This is an implementation of CopyNet https://arxiv.org/abs/1603.06393 CopyNet extends the functionality of encoder-decoder models to allow the generation of output sequences that contain "out of vocabulary" tokens that appeared in the input sequence.
- Dependencies:
- pytorch
- numpy
- tensorboardX (for logging)
- tqmd (for logging)
- spacy (for tokenization)
- jieba (for EN&ZH mixed tokenization)
- matplotlib (for plotting the loss and BLEU score after training)
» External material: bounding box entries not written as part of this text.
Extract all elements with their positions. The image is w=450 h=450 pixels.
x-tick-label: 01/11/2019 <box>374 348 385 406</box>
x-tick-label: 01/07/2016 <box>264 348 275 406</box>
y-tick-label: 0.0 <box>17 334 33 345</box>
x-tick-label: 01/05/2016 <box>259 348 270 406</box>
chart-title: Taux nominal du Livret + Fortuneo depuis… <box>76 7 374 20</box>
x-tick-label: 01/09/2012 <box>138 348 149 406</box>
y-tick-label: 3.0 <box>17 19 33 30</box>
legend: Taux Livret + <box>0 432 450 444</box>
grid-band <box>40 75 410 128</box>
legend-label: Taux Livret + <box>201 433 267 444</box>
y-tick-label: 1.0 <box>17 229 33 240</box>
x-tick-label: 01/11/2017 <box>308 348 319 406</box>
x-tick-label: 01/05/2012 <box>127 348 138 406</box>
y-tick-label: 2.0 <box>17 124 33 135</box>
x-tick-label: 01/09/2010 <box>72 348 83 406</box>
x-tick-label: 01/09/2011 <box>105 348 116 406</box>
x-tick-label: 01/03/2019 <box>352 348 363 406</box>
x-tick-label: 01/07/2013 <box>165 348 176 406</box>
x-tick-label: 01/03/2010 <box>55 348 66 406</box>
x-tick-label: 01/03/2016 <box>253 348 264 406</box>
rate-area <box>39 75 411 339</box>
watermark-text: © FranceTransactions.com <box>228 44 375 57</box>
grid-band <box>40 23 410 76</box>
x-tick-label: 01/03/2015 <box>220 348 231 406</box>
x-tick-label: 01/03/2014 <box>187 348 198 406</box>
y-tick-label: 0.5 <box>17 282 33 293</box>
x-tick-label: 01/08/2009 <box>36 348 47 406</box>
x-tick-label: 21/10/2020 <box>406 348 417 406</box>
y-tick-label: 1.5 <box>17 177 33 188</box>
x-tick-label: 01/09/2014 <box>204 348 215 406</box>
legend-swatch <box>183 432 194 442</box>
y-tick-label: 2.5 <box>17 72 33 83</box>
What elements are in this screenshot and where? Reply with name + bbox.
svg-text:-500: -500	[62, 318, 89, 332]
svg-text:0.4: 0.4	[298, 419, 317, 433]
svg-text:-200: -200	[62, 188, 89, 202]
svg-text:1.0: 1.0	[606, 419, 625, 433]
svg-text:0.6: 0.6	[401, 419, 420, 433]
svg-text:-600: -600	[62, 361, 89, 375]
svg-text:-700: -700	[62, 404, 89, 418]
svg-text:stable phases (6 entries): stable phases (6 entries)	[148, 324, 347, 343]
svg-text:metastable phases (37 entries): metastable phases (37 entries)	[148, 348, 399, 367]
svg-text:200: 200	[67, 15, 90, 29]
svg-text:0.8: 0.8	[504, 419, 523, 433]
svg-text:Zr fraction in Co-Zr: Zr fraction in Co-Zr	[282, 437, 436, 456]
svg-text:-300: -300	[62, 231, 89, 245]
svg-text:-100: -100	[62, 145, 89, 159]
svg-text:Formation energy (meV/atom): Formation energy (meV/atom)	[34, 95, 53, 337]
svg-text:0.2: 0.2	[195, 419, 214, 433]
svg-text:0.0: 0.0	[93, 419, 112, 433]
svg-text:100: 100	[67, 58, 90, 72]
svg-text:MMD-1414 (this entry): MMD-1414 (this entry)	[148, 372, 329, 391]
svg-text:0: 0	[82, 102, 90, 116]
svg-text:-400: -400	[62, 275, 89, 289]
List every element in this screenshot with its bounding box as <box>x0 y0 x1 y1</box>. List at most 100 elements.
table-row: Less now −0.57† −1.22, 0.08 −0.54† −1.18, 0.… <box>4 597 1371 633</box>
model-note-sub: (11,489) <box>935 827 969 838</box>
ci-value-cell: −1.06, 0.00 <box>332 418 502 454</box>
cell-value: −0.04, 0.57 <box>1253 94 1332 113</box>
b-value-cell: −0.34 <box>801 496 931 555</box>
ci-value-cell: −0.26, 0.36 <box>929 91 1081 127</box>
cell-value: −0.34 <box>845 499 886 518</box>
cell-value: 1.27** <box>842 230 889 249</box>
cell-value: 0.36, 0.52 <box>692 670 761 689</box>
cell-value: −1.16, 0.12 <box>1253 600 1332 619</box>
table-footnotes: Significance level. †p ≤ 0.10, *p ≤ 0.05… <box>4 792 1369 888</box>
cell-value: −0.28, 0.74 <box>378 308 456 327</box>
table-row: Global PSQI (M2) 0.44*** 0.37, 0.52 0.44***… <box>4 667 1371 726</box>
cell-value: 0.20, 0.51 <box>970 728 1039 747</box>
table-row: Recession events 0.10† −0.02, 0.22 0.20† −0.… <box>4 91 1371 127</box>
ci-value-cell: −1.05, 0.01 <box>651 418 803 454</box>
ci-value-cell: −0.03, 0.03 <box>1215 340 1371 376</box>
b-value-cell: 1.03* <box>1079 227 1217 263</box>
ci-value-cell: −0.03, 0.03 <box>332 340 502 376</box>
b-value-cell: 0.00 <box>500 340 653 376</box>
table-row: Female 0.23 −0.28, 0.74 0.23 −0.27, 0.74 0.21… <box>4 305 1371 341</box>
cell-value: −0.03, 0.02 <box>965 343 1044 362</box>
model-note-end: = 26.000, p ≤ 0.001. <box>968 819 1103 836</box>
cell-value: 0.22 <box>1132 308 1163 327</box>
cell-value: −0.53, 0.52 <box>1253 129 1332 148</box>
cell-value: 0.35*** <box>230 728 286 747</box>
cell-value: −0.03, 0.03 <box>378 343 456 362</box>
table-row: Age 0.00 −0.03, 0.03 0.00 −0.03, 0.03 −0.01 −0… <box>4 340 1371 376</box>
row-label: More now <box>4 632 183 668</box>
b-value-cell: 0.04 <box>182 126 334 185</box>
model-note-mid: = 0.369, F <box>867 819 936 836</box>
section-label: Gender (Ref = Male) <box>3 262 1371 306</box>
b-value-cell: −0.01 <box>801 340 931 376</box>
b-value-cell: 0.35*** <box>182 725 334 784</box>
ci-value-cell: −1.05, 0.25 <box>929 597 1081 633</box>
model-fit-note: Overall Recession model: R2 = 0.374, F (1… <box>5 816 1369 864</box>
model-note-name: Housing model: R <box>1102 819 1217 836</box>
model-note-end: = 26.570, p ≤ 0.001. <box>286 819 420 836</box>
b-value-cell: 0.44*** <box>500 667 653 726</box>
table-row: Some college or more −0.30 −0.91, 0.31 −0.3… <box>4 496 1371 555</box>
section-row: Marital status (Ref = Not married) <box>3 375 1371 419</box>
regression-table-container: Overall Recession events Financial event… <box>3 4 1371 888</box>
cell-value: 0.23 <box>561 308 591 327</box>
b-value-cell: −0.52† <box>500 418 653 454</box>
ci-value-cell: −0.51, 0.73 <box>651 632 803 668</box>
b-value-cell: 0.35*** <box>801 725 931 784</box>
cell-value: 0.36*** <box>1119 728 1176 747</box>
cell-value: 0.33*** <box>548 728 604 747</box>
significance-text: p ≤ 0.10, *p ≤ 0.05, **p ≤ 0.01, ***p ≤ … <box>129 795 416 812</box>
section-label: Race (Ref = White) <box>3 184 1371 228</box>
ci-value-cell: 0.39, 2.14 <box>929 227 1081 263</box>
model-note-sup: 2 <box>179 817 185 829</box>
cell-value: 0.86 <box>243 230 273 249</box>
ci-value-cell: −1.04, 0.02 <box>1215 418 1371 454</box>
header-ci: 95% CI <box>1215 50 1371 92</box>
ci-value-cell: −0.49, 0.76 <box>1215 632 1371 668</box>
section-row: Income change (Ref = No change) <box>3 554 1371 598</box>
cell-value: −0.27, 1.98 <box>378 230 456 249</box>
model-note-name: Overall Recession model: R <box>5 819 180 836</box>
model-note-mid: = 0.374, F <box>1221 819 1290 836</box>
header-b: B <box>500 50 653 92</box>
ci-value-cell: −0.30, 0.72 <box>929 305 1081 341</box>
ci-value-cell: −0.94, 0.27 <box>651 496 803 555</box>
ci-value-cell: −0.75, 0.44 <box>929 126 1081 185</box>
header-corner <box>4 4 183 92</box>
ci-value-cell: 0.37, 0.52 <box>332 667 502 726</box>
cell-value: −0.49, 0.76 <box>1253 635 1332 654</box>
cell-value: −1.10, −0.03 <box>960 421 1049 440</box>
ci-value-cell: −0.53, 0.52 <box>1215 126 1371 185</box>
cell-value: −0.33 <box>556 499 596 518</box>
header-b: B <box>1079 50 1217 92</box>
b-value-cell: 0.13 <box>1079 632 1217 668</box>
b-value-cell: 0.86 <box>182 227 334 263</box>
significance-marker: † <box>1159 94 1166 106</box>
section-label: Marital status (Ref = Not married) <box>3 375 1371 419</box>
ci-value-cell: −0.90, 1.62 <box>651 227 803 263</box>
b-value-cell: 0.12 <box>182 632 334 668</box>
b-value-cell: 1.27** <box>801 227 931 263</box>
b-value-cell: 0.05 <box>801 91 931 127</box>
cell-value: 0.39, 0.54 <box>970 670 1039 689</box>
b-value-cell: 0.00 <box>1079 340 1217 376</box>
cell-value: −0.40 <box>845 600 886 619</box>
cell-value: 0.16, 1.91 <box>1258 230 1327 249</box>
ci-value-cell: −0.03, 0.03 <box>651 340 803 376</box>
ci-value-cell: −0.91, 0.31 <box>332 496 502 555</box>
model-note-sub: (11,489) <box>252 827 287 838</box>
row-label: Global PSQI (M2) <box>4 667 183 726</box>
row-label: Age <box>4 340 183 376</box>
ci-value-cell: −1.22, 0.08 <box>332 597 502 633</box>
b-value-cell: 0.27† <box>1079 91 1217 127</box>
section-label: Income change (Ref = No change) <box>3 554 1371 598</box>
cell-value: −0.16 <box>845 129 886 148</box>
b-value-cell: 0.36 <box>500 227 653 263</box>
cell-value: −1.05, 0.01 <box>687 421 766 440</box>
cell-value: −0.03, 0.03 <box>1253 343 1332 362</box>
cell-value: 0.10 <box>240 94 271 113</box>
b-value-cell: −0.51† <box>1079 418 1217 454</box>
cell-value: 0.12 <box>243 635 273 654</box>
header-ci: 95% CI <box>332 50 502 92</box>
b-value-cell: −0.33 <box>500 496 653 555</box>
The model is trained on sequence pairs. Create a directory to hold training files. Each file should have 2 lines of text. The first is the input sequence, the second is the target output sequnce. The tokens in each sequence should be seperated by spaces. I used spacy to tokenize the training data so the SequencePairDataset class as well as the evaluation methods assume that spacy will be used. If you want to use a different tokenizer be sure to update those files accordingly.
Train the model using the train.py script. Most hyperparameters can be tuned with command line arguments documented in the training script.
Unfortunately I cannot share the training data that I used to develop this model implementation. I did it using a proprietary data set that I no longer have access to. As it is now, you must provide your own training data in order for this repo to function. I would welcome PRs to enable a demo on an open source data set.